The market has identified low commodity prices as beneficial to PAC’s business model, this can be observed based on dramatic stock price increased after OPEC press releases that put immediate downward pressure on commodity prices in FY15. Notable price increases occurred on December 4th and July 1st after the fourth meeting of the OPEC-Russia Energy Dialogue and 168th meeting, respectively.

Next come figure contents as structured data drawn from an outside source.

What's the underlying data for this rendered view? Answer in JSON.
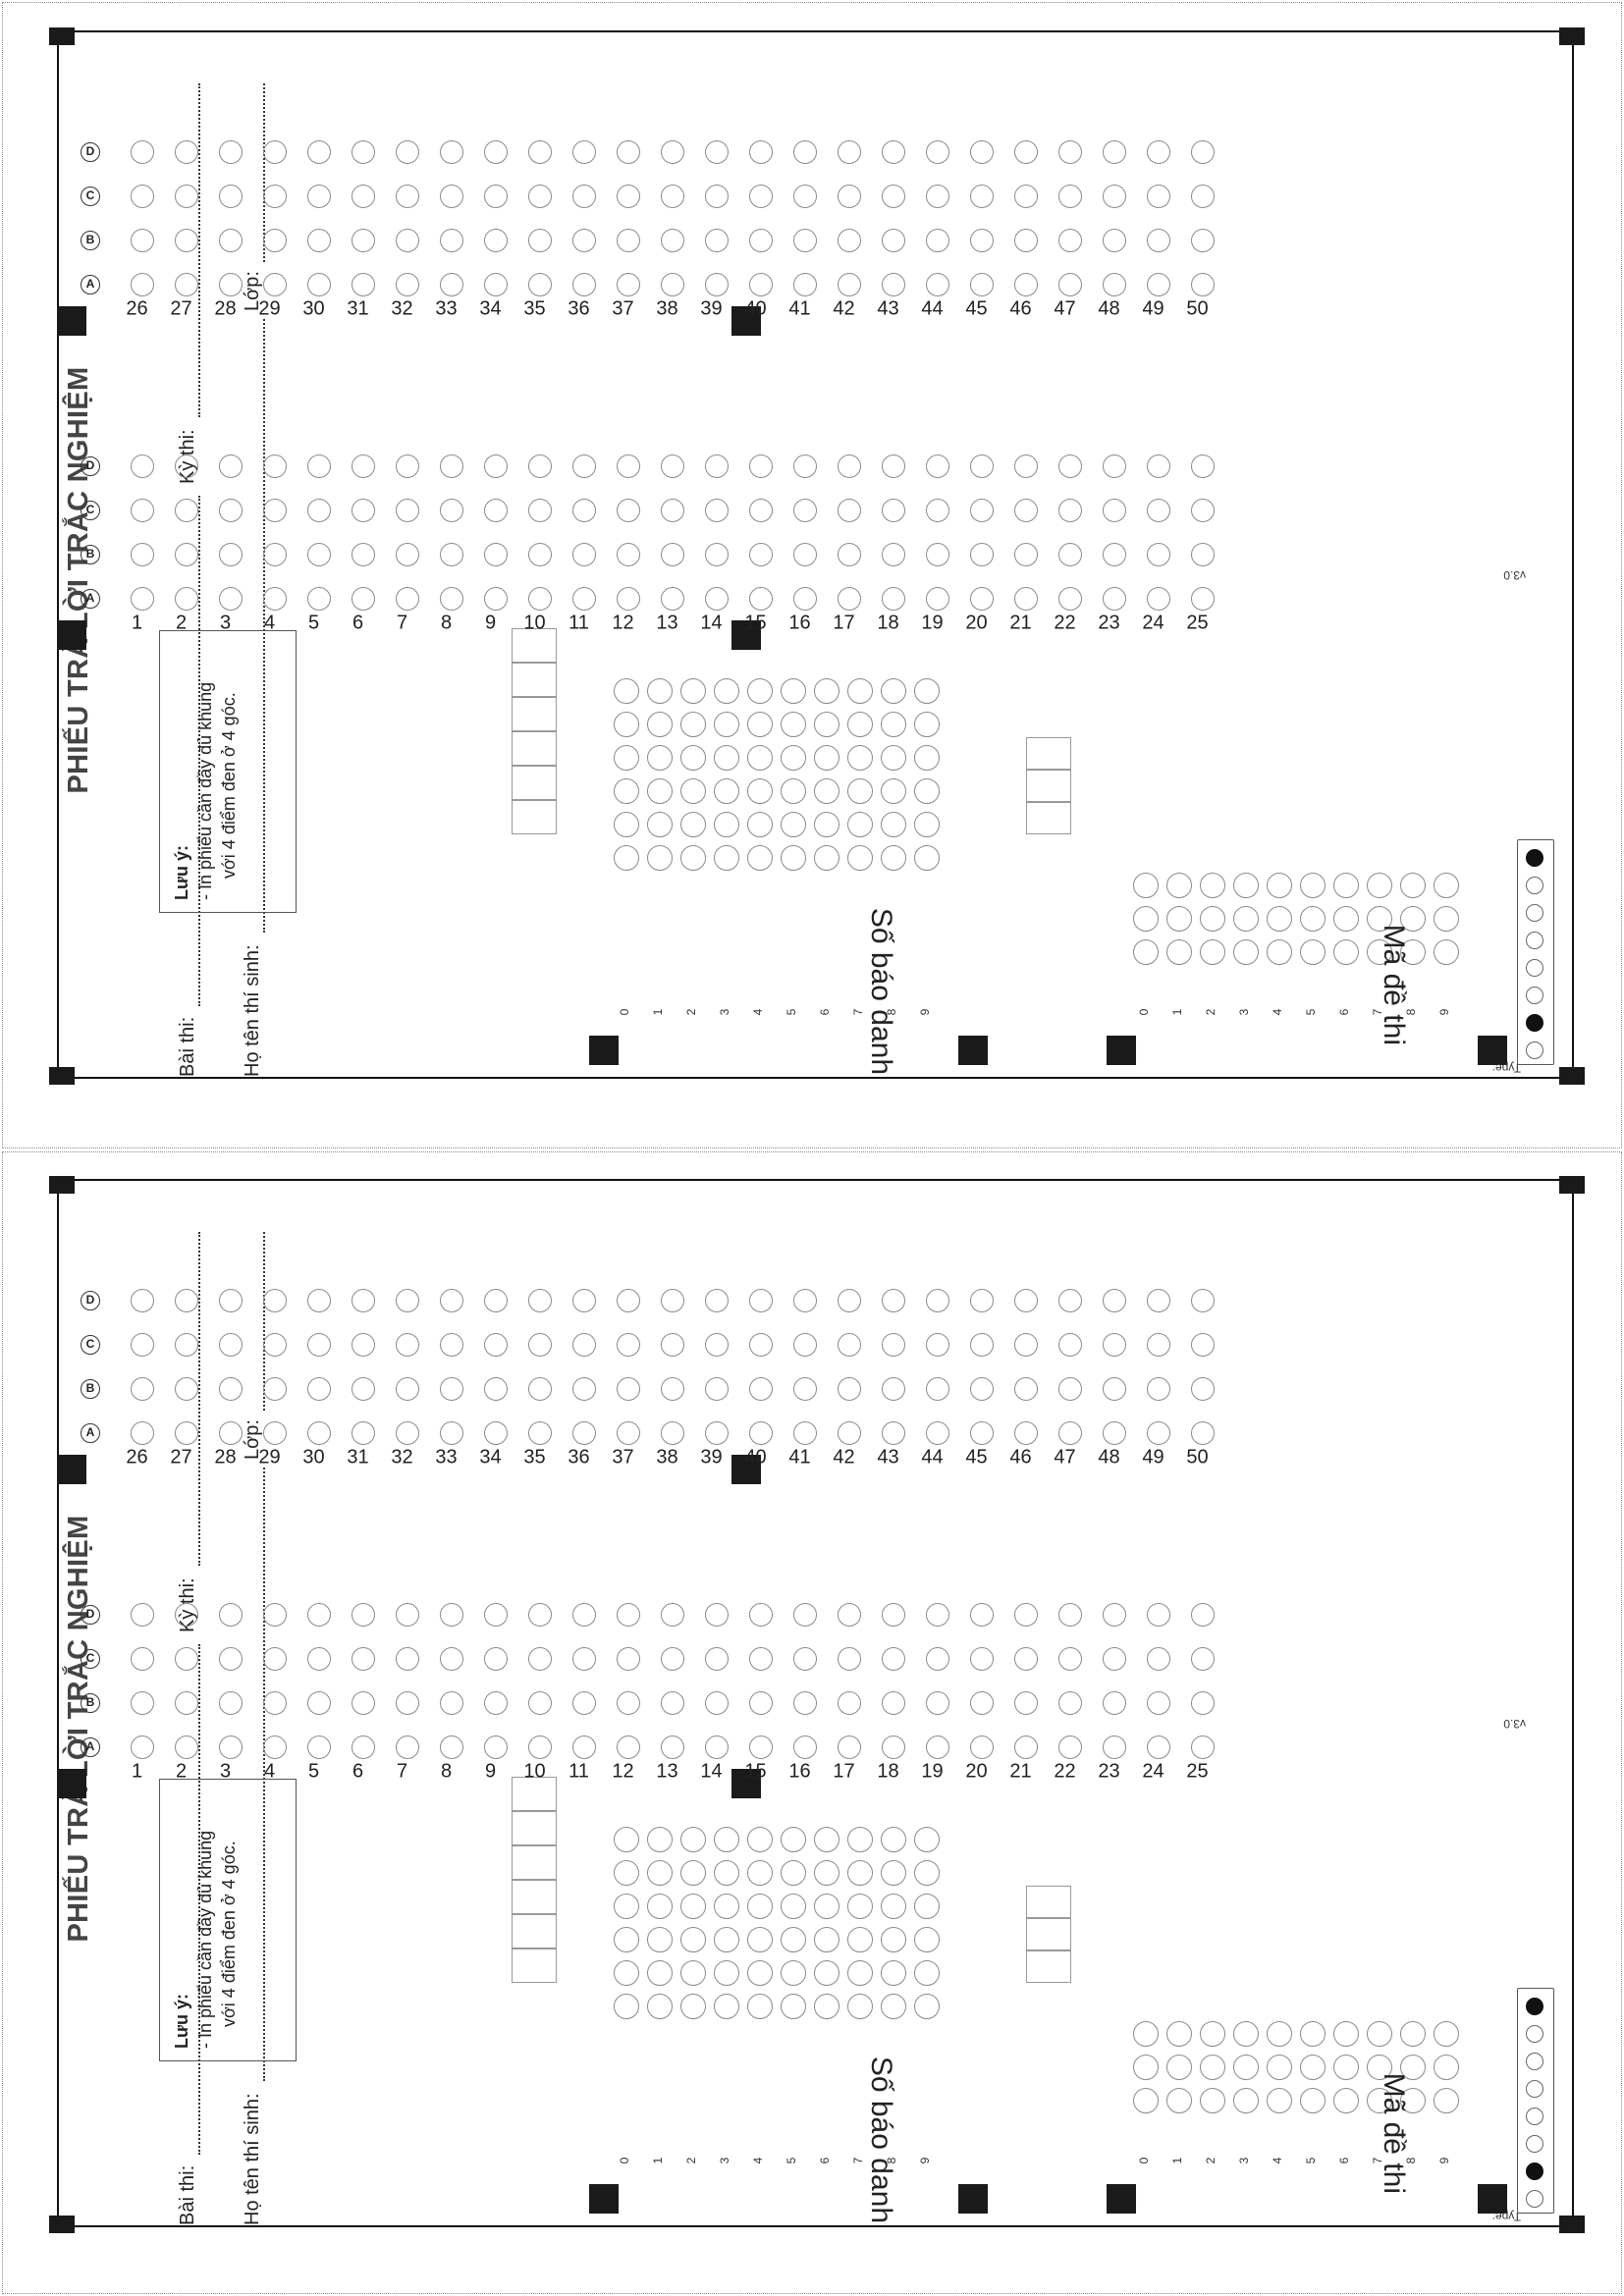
{
  "sheets": [
    {
      "title": "PHIẾU TRẢ LỜI TRẮC NGHIỆM",
      "fields": {
        "exam": "Bài thi:",
        "session": "Kỳ thi:",
        "name": "Họ tên thí sinh:",
        "class": "Lớp:"
      },
      "note": {
        "heading": "Lưu ý:",
        "line1": "- In phiếu cần đầy đủ khung",
        "line2": "với 4 điểm đen ở 4 góc."
      },
      "options": [
        "A",
        "B",
        "C",
        "D"
      ],
      "question_columns": [
        [
          1,
          25
        ],
        [
          26,
          50
        ]
      ],
      "student_id": {
        "label": "Số báo danh",
        "digit_count": 6,
        "digits": [
          "0",
          "1",
          "2",
          "3",
          "4",
          "5",
          "6",
          "7",
          "8",
          "9"
        ]
      },
      "test_code": {
        "label": "Mã đề thi",
        "digit_count": 3,
        "digits": [
          "0",
          "1",
          "2",
          "3",
          "4",
          "5",
          "6",
          "7",
          "8",
          "9"
        ]
      },
      "type": {
        "label": "Type:",
        "filled_positions": [
          1,
          7
        ],
        "bubble_count": 8
      },
      "version": "v3.0"
    },
    {
      "title": "PHIẾU TRẢ LỜI TRẮC NGHIỆM",
      "fields": {
        "exam": "Bài thi:",
        "session": "Kỳ thi:",
        "name": "Họ tên thí sinh:",
        "class": "Lớp:"
      },
      "note": {
        "heading": "Lưu ý:",
        "line1": "- In phiếu cần đầy đủ khung",
        "line2": "với 4 điểm đen ở 4 góc."
      },
      "options": [
        "A",
        "B",
        "C",
        "D"
      ],
      "question_columns": [
        [
          1,
          25
        ],
        [
          26,
          50
        ]
      ],
      "student_id": {
        "label": "Số báo danh",
        "digit_count": 6,
        "digits": [
          "0",
          "1",
          "2",
          "3",
          "4",
          "5",
          "6",
          "7",
          "8",
          "9"
        ]
      },
      "test_code": {
        "label": "Mã đề thi",
        "digit_count": 3,
        "digits": [
          "0",
          "1",
          "2",
          "3",
          "4",
          "5",
          "6",
          "7",
          "8",
          "9"
        ]
      },
      "type": {
        "label": "Type:",
        "filled_positions": [
          1,
          7
        ],
        "bubble_count": 8
      },
      "version": "v3.0"
    }
  ]
}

What has the stock done lately?

PAC was added in November 2014 by Kyle Lawrence (AIM ’14), he recommended a price target of $82 when the stock was trading at $68. Since then, the stock has appreciated to $92.08 (12/15/15 closing price), representing an upside of 35.41%. As described before, the market has taken decreasing commodity prices into account when trading and valuing the stock. When press releases or events caused a depreciation for the price of oil, PAC would appreciate. PAC’s stock price has appreciated 45.7% in FY15, which immensely outperforms their 18.8% average.

Past Year Performance:

Source: FactSet

My Takeaway

The overall Mexican economy and travel & tourism growth will have positive headwinds on PAC’s future bottom and top line growth. Current supply levels of oil should keep commodity levels low as OPEC has indicated they will continue to produce, and keep producing, oil, having positive impacts on PAC’s bottom line growth. Although PAC has seen substantial price appreciation in FY15 (45.7% vs. 18.8% in FY14), I believe there will be continued price appreciation. PAC’s 52 week high is $97.05, I believe PAC’s stock price will enter triple digits before their next reporting date (2/24/16). This stock is set to soar!